But he was responsible for the running wound in the Government's flagship housing policy, Kiwibuild, which was exacerbated by the constant prodding of National's Judith Collins.
Collins can now claim her third political scalp: Lianne Dalziel from Immigration in 2004, David Benson Pope as Associate Education Minister in 2005 and Phil Twyford as Housing Minister in 2019.
Ardern decided to cauterise the political wound rather than leave Twyford there in the hope that he would become less of a political liability as the pace of the build stepped up. But her decision is about the optics, not the substance.
Twyford has been removed from the job just as he has finally got the shop in order, and just as he is getting to grips with the reality of the public-private housing partnerships there are essential to large-scale housing production.
Megan Woods won't be coming in to crack the whip and suddenly double the output of Kiwibuild houses.
Anything that is produced under Woods' watch in the next 18 months in whatever rebranding Kiwibuild undergoes will be from the commitments and planning previously undertaken by Twyford.

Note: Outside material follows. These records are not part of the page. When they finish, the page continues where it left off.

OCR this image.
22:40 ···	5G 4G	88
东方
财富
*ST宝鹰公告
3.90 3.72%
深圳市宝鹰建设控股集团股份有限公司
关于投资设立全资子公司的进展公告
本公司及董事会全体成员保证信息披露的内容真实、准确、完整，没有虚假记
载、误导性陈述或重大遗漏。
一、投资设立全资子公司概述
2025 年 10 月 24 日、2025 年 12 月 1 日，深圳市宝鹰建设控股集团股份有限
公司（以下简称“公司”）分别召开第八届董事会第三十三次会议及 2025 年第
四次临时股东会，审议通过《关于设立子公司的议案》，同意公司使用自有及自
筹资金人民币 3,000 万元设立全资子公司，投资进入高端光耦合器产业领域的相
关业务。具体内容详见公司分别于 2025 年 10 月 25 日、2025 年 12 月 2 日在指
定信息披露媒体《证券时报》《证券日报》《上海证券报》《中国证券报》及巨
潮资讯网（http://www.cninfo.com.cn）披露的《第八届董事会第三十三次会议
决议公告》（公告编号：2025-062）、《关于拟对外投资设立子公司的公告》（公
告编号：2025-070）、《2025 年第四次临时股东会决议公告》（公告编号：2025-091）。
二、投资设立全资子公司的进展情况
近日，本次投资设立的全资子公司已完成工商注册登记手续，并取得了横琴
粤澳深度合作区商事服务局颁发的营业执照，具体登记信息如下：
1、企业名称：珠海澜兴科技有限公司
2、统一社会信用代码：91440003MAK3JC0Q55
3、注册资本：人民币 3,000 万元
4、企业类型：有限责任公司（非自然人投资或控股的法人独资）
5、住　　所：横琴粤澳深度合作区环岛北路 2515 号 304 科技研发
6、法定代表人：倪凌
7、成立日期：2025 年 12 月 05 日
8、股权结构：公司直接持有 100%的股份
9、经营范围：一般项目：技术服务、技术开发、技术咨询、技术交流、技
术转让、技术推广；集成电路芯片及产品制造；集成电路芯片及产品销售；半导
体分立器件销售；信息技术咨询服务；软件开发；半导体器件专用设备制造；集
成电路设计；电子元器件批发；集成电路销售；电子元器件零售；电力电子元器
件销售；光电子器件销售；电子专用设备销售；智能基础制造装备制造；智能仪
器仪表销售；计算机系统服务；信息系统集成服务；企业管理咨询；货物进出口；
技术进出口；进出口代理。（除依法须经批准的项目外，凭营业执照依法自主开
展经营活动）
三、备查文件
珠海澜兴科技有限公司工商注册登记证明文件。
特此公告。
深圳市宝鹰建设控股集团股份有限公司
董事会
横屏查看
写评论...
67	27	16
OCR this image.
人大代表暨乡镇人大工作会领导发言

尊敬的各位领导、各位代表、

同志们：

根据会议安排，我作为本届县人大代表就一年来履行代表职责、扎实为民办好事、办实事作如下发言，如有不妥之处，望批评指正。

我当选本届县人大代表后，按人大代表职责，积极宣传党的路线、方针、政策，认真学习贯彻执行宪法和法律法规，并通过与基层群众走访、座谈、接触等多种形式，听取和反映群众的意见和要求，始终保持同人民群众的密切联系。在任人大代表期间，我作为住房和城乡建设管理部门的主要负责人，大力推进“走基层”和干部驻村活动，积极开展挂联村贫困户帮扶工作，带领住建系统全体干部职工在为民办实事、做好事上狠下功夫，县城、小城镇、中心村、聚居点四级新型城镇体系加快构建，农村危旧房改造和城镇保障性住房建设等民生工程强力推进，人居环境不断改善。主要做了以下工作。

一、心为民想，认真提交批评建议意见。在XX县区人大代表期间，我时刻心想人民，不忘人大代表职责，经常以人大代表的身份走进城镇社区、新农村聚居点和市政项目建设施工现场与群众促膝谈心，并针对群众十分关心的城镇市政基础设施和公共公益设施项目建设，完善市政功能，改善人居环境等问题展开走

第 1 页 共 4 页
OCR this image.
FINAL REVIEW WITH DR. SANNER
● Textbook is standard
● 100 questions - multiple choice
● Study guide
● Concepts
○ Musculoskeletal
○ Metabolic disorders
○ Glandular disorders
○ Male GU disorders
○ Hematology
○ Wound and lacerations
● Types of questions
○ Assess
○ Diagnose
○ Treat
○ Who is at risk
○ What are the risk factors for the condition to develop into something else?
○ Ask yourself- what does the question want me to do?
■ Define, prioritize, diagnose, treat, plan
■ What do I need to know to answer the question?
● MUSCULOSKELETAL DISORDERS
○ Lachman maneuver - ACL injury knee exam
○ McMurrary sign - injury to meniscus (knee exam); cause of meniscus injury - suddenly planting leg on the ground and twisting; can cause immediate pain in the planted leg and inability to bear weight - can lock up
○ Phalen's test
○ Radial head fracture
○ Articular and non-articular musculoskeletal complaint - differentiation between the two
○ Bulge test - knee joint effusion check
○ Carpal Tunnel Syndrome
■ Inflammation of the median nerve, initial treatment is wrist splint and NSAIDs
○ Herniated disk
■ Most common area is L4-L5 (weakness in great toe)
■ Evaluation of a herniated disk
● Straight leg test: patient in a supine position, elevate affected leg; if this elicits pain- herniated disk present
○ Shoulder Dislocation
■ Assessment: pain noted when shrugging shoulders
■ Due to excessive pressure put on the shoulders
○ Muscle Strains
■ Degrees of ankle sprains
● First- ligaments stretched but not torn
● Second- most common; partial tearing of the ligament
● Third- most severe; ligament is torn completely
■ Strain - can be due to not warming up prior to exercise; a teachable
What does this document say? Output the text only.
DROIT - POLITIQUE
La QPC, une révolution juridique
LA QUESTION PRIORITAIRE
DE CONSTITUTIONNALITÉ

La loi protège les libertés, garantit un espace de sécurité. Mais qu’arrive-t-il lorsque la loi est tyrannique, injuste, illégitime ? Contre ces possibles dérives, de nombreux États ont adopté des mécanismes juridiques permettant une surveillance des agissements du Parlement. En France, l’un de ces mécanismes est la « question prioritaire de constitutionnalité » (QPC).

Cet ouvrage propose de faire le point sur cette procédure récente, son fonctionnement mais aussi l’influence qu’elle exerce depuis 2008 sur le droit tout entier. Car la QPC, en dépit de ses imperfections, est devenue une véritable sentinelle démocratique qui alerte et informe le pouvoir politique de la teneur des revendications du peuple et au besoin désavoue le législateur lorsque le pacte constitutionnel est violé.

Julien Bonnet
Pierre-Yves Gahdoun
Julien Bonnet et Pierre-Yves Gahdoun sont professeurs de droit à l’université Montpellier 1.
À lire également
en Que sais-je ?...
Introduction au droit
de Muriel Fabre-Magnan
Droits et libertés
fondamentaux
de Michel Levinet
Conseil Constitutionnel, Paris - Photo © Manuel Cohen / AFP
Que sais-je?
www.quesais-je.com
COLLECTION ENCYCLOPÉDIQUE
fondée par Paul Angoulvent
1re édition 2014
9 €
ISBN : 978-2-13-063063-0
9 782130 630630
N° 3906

However he had become so wounded that Ardern would not trust him with the "reset" of housing policy. She wanted not only a new set of housing priorities but a new face.
He was sacrificed for the greater good of the Government and importantly the Labour Party.
More than any other issue in Opposition, Labour hammered National on housing last election. Labour could not afford to fail in housing or it would rebound.
To soften the blow on Twyford, Ardern has let him keep Transport, given him Economic Development, relieving an already overworked David Parker of a portfolio, and she has allowed him to keep his ranking.
And Ardern said housing was too big for just one minister, which is nonsense. She could easily have left Twyford in charge of state housing.
But even that has been taken from him for reasons that Ardern could not properly articulate but it effectively means that his reputation is so trashed, she does not want him associated with something so precious to Labour.
Twyford was formerly the Minister of Housing and Urban Development. He is now Minister for Urban Development.
What that means is not yet clear except that this has been a painful de facto demotion for a once-promising minister.